The last case is exceptionally interesting since it shows that the Mycenaean constructors selected the tomb, continuing the uninterrupted use of the area as burial space and testifying that they belonged in the same race with the Mesoelladites (previous inhabitants of the area).
In the region there still exist ruins of the ancient city Samias, which Paysanias identifies with the Homeric Citadel Arini. Is it also saved a fortified wall that is dated in the Macedonian Period. In the place Kledi, there were revealed relics of a cyclopean wall, a cemetery and a vaulted grave.

Ancient Skillountia

City of Trifylias, which abstains 3.5 km from Olympia. The excavations that have been held in the region of Prophet Ilias Makrision, showed that there had been established a settlement already from the middle (mesoelladiki) period.

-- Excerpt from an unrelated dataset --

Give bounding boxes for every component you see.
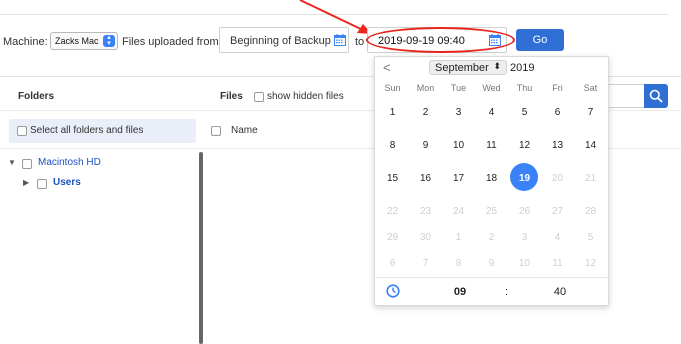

Skillous, during the 7th-6th century B.C, had friendly relationship with the city of Pisates, fact that was enough for the Ilians to destroy the city in 572 B.C. Aound 400 B.C. it was dominated by the Spartans, that afterwards granted in Xenofon a big part of the area. Xenophon settled there and founded the Temple of Artemis. The goddess, as it is known, was the protector of hunting. The Athenian historian described hunting scenes. He, his sons and their guests were hunting wild boars and deer in Foloi.